L'invalidation du Privacy Shield par la Cour de justice de l'Union européenne, ce texte qui facilitait les transferts de données personnelles vers les Etats-Unis, continue de provoquer des remous.

Christopher Hoff, à la tête des négociations au sein du Département américain du commerce, s'inquiète du comportement des autorités européennes sur ce sujet, rapporte Euractiv. A noter que Washington ne prend que rarement la parole publiquement sur ce sujet. 

Les Etats-Unis considérés comme un pays tiers
"Je suis préoccupé par la localisation des données, de facto ou inscrite dans la loi", a déclaré le haut fonctionnaire lors d'une réunion sur ce sujet. "Ce discours selon lequel les Etats-Unis sont différents des Etats membres de l'UE est fatiguant. Cela dure depuis des années voire des décennies", a-t-il poursuivi ajoutant que l'Europe devrait plutôt s'inquiétée du comportement de Pékin vis-à-vis des données personnelles. 

Christophe Hoff critique en particulier la position du Comité européen à la protection des données (CEPD), dont les objectifs sont de garantir l’application cohérente du RGPD et de promouvoir la coopération entre les autorités nationales de protection des données, qui a récemment demander aux institutions européennes de ne plus du tout transférer de données vers les Etats-Unis. Elle estime que ces transferts qui "n'ont pas de base juridique" ou "basés sur des dérogations" présentent des "risques élevés".

Facebook sommé d'arrêter de transférer des données
Ces inquiétudes sont partagées par Helen Dixon, la commissaire à la tête de la Data Protection Commission (DPC), l'équivalent de la Commission nationale de l'informatique et des libertés (Cni). "Dans certains cas, il y a des solutions pour surmonter ces problèmes", telles que le stockage des données personnelles au sein de l'Union européenne, "dans d'autres cas, il n'y a pas de réponse évidente", a-t-il expliqué.
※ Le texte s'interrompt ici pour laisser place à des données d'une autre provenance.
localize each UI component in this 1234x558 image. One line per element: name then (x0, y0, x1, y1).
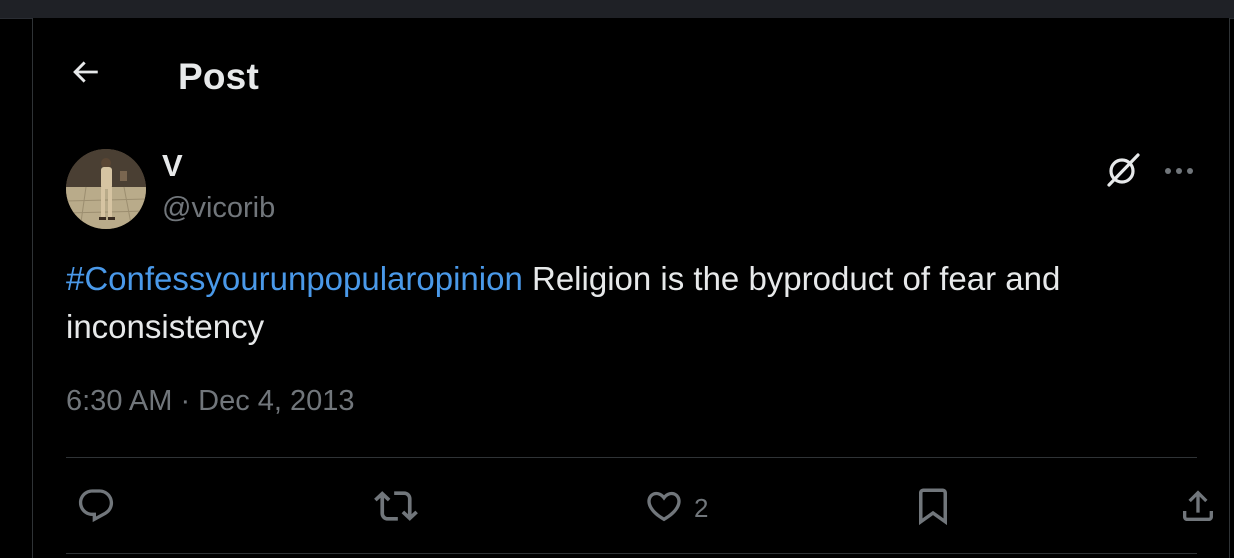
post-text: #Confessyourunpopularopinion Religion is… (66, 255, 1186, 351)
reply-button[interactable] (76, 480, 126, 536)
grok-icon (1104, 151, 1142, 194)
post-timestamp[interactable]: 6:30 AM · Dec 4, 2013 (66, 385, 355, 418)
post-column: Post V @vicorib #Confessyourunpopularopi… (32, 18, 1230, 558)
author-display-name[interactable]: V (162, 148, 275, 184)
repost-icon (374, 484, 418, 533)
like-count: 2 (694, 492, 709, 523)
bookmark-button[interactable] (912, 480, 964, 536)
more-options-button[interactable] (1157, 150, 1201, 194)
reply-icon (76, 486, 116, 531)
share-icon (1178, 486, 1218, 531)
post-actions: 2 (66, 480, 1213, 536)
author-handle[interactable]: @vicorib (162, 190, 275, 226)
grok-button[interactable] (1101, 150, 1145, 194)
browser-top-bar (0, 0, 1234, 19)
like-icon (644, 486, 684, 531)
back-button[interactable] (61, 50, 109, 98)
page-title: Post (178, 56, 259, 97)
arrow-left-icon (68, 55, 102, 94)
divider (66, 457, 1197, 458)
bookmark-icon (912, 485, 954, 532)
hashtag-link[interactable]: #Confessyourunpopularopinion (66, 260, 523, 297)
post-author: V @vicorib (162, 148, 275, 226)
divider (66, 553, 1197, 554)
avatar[interactable] (66, 149, 146, 229)
post-header: Post (33, 46, 1229, 102)
share-button[interactable] (1178, 480, 1218, 536)
repost-button[interactable] (374, 480, 428, 536)
more-icon (1163, 163, 1195, 181)
like-button[interactable]: 2 (644, 480, 708, 536)
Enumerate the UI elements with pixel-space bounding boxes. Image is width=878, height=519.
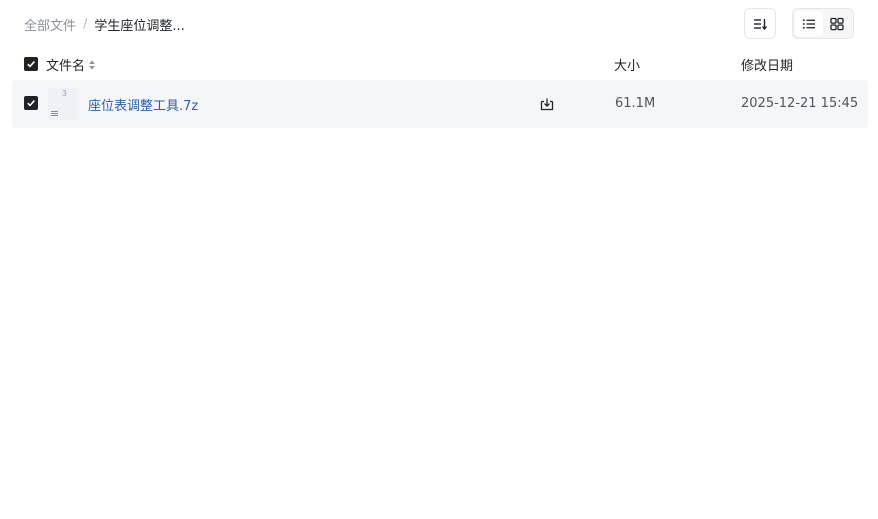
breadcrumb-current-folder: 学生座位调整... (94, 18, 185, 34)
sort-caret-icon (89, 60, 95, 70)
column-header-modified: 修改日期 (741, 59, 794, 74)
sort-button[interactable] (744, 8, 776, 39)
column-name-label: 文件名 (46, 59, 86, 74)
breadcrumb: 全部文件 / 学生座位调整... (24, 14, 185, 34)
file-name-link[interactable]: 座位表调整工具.7z (88, 95, 198, 114)
grid-view-icon (830, 17, 844, 30)
check-icon (27, 100, 35, 107)
select-all-checkbox[interactable] (24, 57, 38, 71)
table-row[interactable]: 3 座位表调整工具.7z 61.1M 2025-12-21 15:45 (12, 80, 868, 128)
file-size: 61.1M (615, 96, 656, 111)
check-icon (27, 61, 35, 68)
7z-archive-file-icon: 3 (48, 88, 78, 120)
download-icon[interactable] (539, 96, 555, 112)
breadcrumb-root-link[interactable]: 全部文件 (24, 15, 76, 34)
file-modified-date: 2025-12-21 15:45 (741, 96, 859, 111)
sort-list-icon (754, 18, 768, 30)
file-browser-page: 全部文件 / 学生座位调整... 文件名 大小 修改日期 3 座位表调整工具.7… (0, 0, 878, 519)
breadcrumb-separator: / (83, 16, 88, 32)
list-view-button[interactable] (795, 11, 823, 36)
view-mode-toggle (792, 8, 854, 39)
column-header-size: 大小 (614, 59, 641, 74)
grid-view-button[interactable] (823, 11, 851, 36)
row-checkbox[interactable] (24, 96, 38, 110)
column-header-name[interactable]: 文件名 (46, 55, 95, 74)
table-header: 文件名 大小 修改日期 (12, 48, 868, 80)
list-view-icon (803, 19, 815, 28)
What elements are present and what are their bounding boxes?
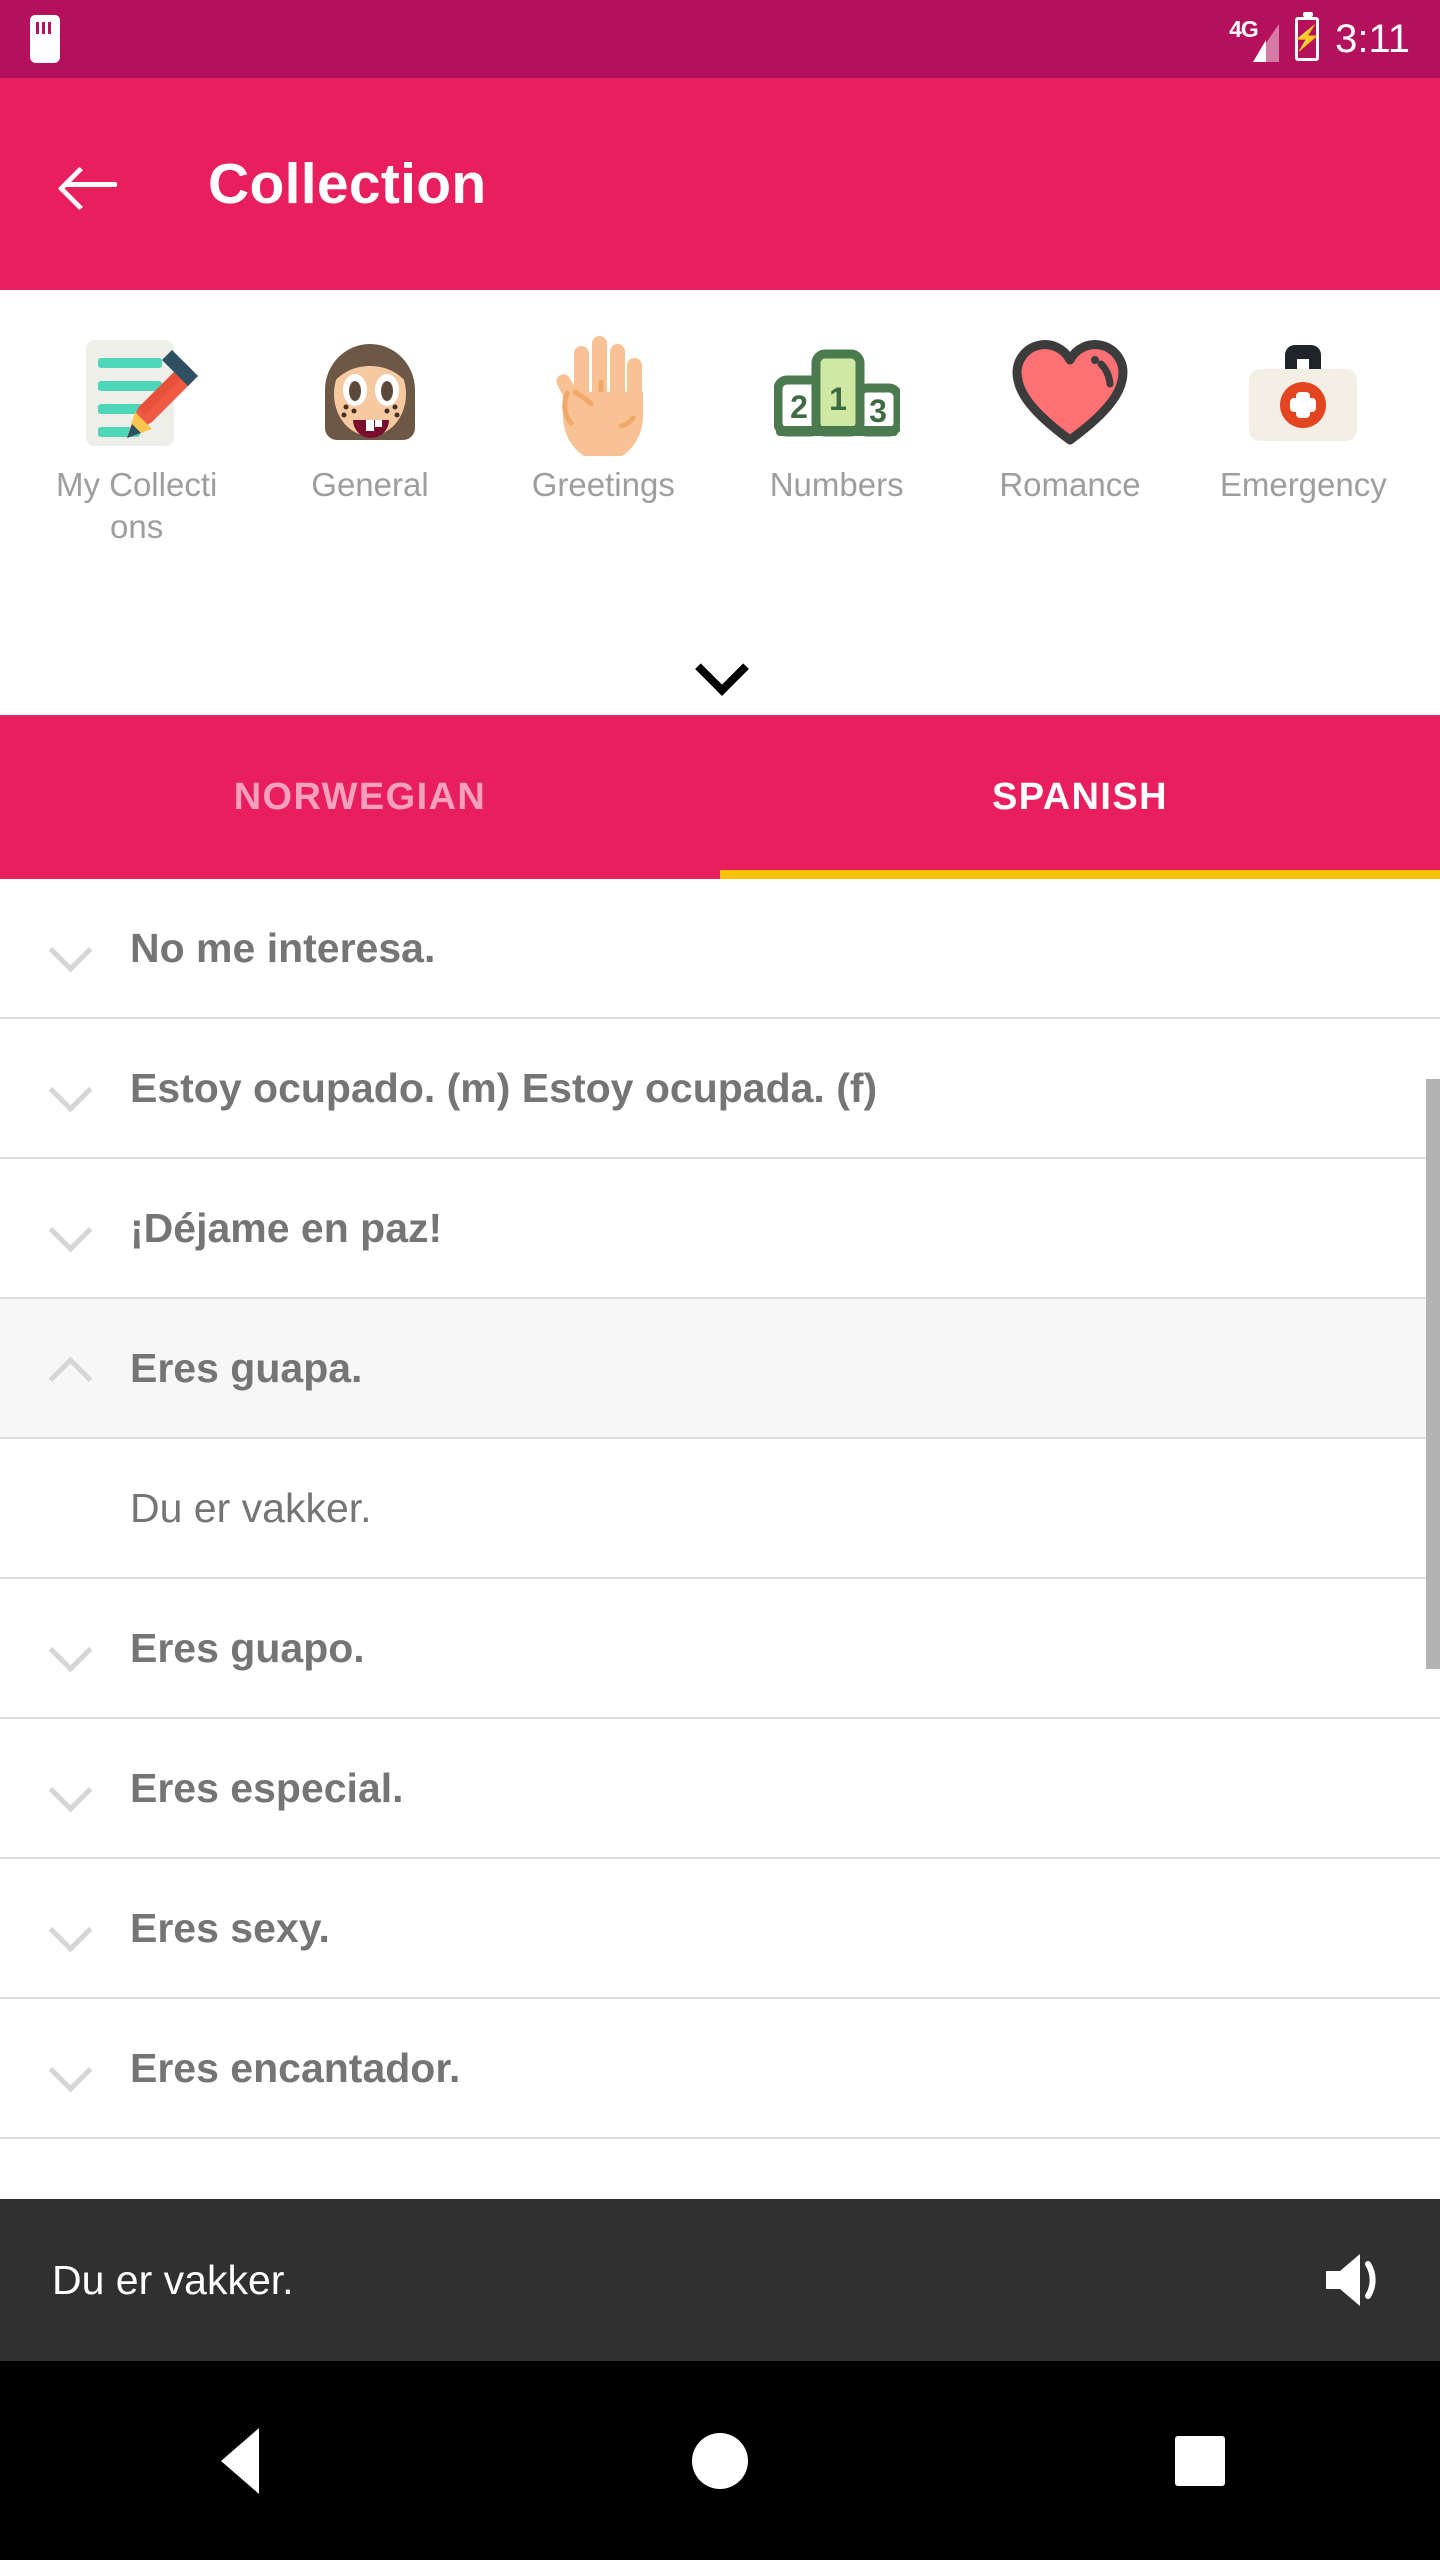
list-item-expanded[interactable]: Eres guapa. <box>0 1299 1440 1439</box>
category-label: Numbers <box>769 466 904 503</box>
list-item[interactable]: Eres guapo. <box>0 1579 1440 1719</box>
status-bar-left <box>30 15 60 63</box>
phrase-text: Eres especial. <box>130 1764 404 1811</box>
nav-recents-button[interactable] <box>1110 2406 1290 2516</box>
phrase-text: Estoy ocupado. (m) Estoy ocupada. (f) <box>130 1064 878 1111</box>
app-bar: Collection <box>0 78 1440 290</box>
tab-norwegian[interactable]: NORWEGIAN <box>0 715 720 879</box>
translation-row[interactable]: Du er vakker. <box>0 1439 1440 1579</box>
playback-text: Du er vakker. <box>52 2256 294 2303</box>
phrase-list: No me interesa. Estoy ocupado. (m) Estoy… <box>0 879 1440 2199</box>
language-tabs: NORWEGIAN SPANISH <box>0 715 1440 879</box>
phrase-text: Eres guapo. <box>130 1624 365 1671</box>
page-title: Collection <box>208 152 487 216</box>
category-item-general[interactable]: General <box>253 328 486 548</box>
category-item-my-collections[interactable]: My Collections <box>20 328 253 548</box>
list-item[interactable]: Eres especial. <box>0 1719 1440 1859</box>
chevron-down-icon <box>44 2041 98 2095</box>
memo-pencil-icon <box>57 328 217 458</box>
chevron-down-icon <box>44 1061 98 1115</box>
category-label: General <box>311 466 429 503</box>
category-label: Romance <box>999 466 1141 503</box>
svg-text:3: 3 <box>869 393 887 429</box>
list-item[interactable]: Estoy ocupado. (m) Estoy ocupada. (f) <box>0 1019 1440 1159</box>
chevron-up-icon <box>44 1341 98 1395</box>
chevron-down-icon <box>698 648 742 692</box>
playback-bar: Du er vakker. <box>0 2199 1440 2361</box>
category-item-greetings[interactable]: Greetings <box>487 328 720 548</box>
chevron-down-icon <box>44 921 98 975</box>
podium-123-icon: 2 1 3 <box>757 328 917 458</box>
phone-screen: 4G ⚡ 3:11 Collection My Collections Gene… <box>0 0 1440 2560</box>
category-item-romance[interactable]: Romance <box>953 328 1186 548</box>
category-row: My Collections General Greetings 2 1 3 N… <box>0 290 1440 548</box>
nav-home-button[interactable] <box>630 2406 810 2516</box>
tab-label: NORWEGIAN <box>233 775 487 818</box>
sd-card-icon <box>30 15 60 63</box>
phrase-text: ¡Déjame en paz! <box>130 1204 443 1251</box>
status-bar-clock: 3:11 <box>1335 16 1410 61</box>
girl-face-icon <box>290 328 450 458</box>
phrase-text: Eres encantador. <box>130 2044 461 2091</box>
chevron-down-icon <box>44 1761 98 1815</box>
nav-back-button[interactable] <box>150 2406 330 2516</box>
nav-home-circle-icon <box>692 2432 748 2489</box>
list-scrollbar[interactable] <box>1426 1079 1440 1669</box>
status-bar: 4G ⚡ 3:11 <box>0 0 1440 78</box>
list-item[interactable]: Eres encantador. <box>0 1999 1440 2139</box>
svg-text:1: 1 <box>829 381 847 417</box>
battery-charging-icon: ⚡ <box>1292 12 1322 61</box>
category-item-emergency[interactable]: Emergency <box>1187 328 1420 548</box>
chevron-down-icon <box>44 1201 98 1255</box>
category-label: Greetings <box>531 466 675 503</box>
status-bar-right: 4G ⚡ 3:11 <box>1229 12 1410 62</box>
phrase-text: Eres sexy. <box>130 1904 330 1951</box>
nav-back-triangle-icon <box>221 2427 259 2494</box>
android-nav-bar <box>0 2361 1440 2560</box>
expand-categories-button[interactable] <box>0 635 1440 705</box>
raised-hand-icon <box>523 328 683 458</box>
phrase-text: No me interesa. <box>130 924 436 971</box>
list-item[interactable]: ¡Déjame en paz! <box>0 1159 1440 1299</box>
chevron-down-icon <box>44 1621 98 1675</box>
category-strip: My Collections General Greetings 2 1 3 N… <box>0 290 1440 715</box>
category-label: Emergency <box>1219 466 1387 503</box>
svg-text:2: 2 <box>790 389 808 425</box>
category-label: My Collections <box>55 466 218 545</box>
heart-icon <box>990 328 1150 458</box>
list-item[interactable]: No me interesa. <box>0 879 1440 1019</box>
list-item[interactable]: Eres sexy. <box>0 1859 1440 1999</box>
tab-label: SPANISH <box>992 775 1168 818</box>
tab-spanish[interactable]: SPANISH <box>720 715 1440 879</box>
back-arrow-icon <box>65 164 117 204</box>
speaker-volume-icon[interactable] <box>1316 2244 1388 2316</box>
chevron-down-icon <box>44 1901 98 1955</box>
translation-text: Du er vakker. <box>130 1484 372 1531</box>
first-aid-kit-icon <box>1223 328 1383 458</box>
signal-bars-icon: 4G <box>1229 16 1280 62</box>
nav-recents-square-icon <box>1175 2435 1225 2486</box>
category-item-numbers[interactable]: 2 1 3 Numbers <box>720 328 953 548</box>
back-button[interactable] <box>48 141 134 227</box>
phrase-text: Eres guapa. <box>130 1344 363 1391</box>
Facebook est dans le second cas de figure puisque la DPC lui a demandé de cesser immédiatement de transférer les données des utilisateurs européens vers les Etats-Unis. 

L'adoption d'une nouveau Privacy Shield est donc n'a pas pour tout de suite, malgré l'urgence de la situation qui met dans l'embarras de nombreuses entreprises et organisations qui utilisent les services de fournisseurs américains de cloud. Le cas du Health Data Hub avec Microsoft et de Doctolib avec Amazon en sont des exemples.